Meu esforço neste ensaio é tentar pensar o domingo de crise fora de qualquer histeria, explorando o seu “sentido profundo”.

Chamo de “sentido profundo” a relação do evento com algo maior que ele, com o processo no qual está inserido. Todos os principais aspectos que caracterizam a crise brasileira contemporânea podem ser percebidos neste evento síntese.

1 – O completo colapso do Sistema de Justiça.

Temos certa tendência de fetichizar o Sistema de Justiça, como se as leis fossem produzidas e operadas num espaço de austeridade, tendo como critério apenas o “interesse público”.

É claro que não é assim. Desde sempre, existe uma relação íntima entre os interesses políticos e a criação e a interpretação das leis.

Não é lei quem condiciona o poder. É o poder quem condiciona a lei. Até aqui nenhuma novidade. Sempre foi assim. Sempre será assim, em qualquer lugar do mundo onde existam seres humanos vivendo em sociedade.

Porém, a crise brasileira está levando a politização do Sistema de Justiça para além dos limites tolerados pelo marco civilizatório, pelo Estado de direito.

Primeiro, o caso do Triplex do Guarujá (localizado em São Paulo), sem nenhum vínculo direto com as investigações da Operação Lava Jato, foi capturado por Sérgio Moro, cuja jurisdição se restringe a Curitiba.

Sérgio Moro não seria o juiz natural do caso. A escolha não foi nada aleatória.

Que Sérgio Moro tem vínculos claros com o PSDB é algo óbvio para qualquer observador minimamente honesto. É óbvio porque jamais houve interesse das duas partes em esconder esses vínculos.

Bastar uma simples consulta no Google que o leitor e a leitora tropeçam com inúmeras fotografias que mostram Sérgio Moro confraternizando com lideranças tucanas, em um comportamento inadequado para um juiz.

Políticos confraternizam entre si, negociam, se deixam fotografar juntos. Um juiz não pode fazer isso, pois o juiz não é político, não pode ser político.
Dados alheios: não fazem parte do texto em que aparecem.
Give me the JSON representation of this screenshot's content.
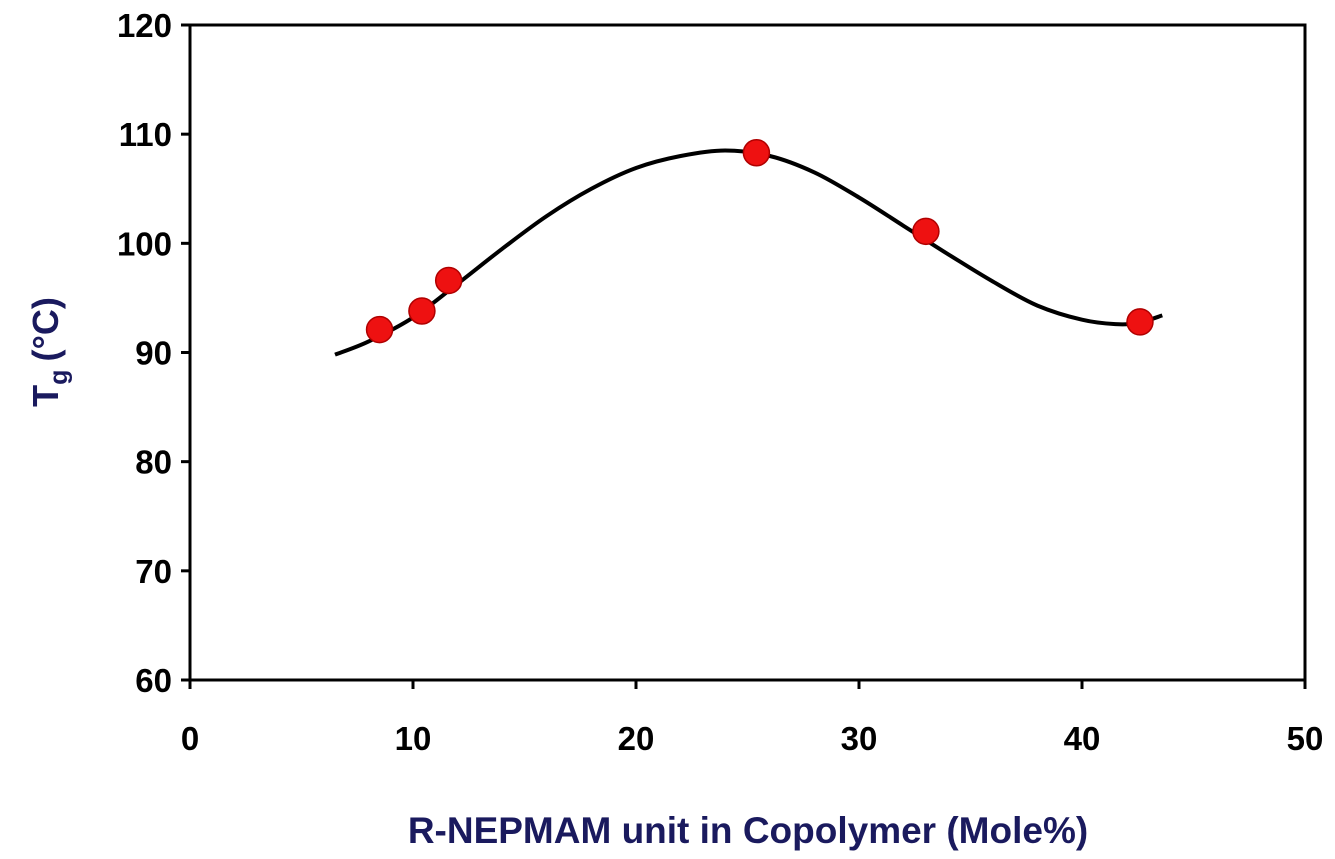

Alexandre de Moraes foi filiado ao PSDB, foi ministro de Temer e hoje tem cadeira na Suprema Corte. Nunca é demais lembrar que Moraes assumiu o cargo depois da morte de Teori Zavascki, uma morte que jamais foi plenamente esclarecida e que parece ter sido esquecida.

Para não dizerem que estou sendo exageradamente parcial, também podemos lembrar de Dias Toffoli, que tem sua trajetória vinculada ao Partido dos Trabalhadores. Toda a esperança petista de que o caso do presidente Lula tenha alguma solução legal está baseada na ascensão de Toffoli à presidência do STF, o que acontecerá em setembro.

A ação de Rogério Favreto em acatar o habeas corpus faz parte desse jogo. É óbvio que o desembargador estava em contato com as lideranças petistas e que a cronologia das ações foi cuidadosamente calculada: domingo, recesso do Judiciário, férias de Sérgio Moro.

Mas como as instituições estão derretidas, Moro, de férias, talvez vestindo cueca samba canção e usando chinelos de dedo, assinou um documento oficial dizendo que não cumpriria a ordem de soltura. Não cabia a ele cumprir ou não, já que uma vez promulgada a sentença, o juiz de primeira instância perde qualquer controle sobre o processo.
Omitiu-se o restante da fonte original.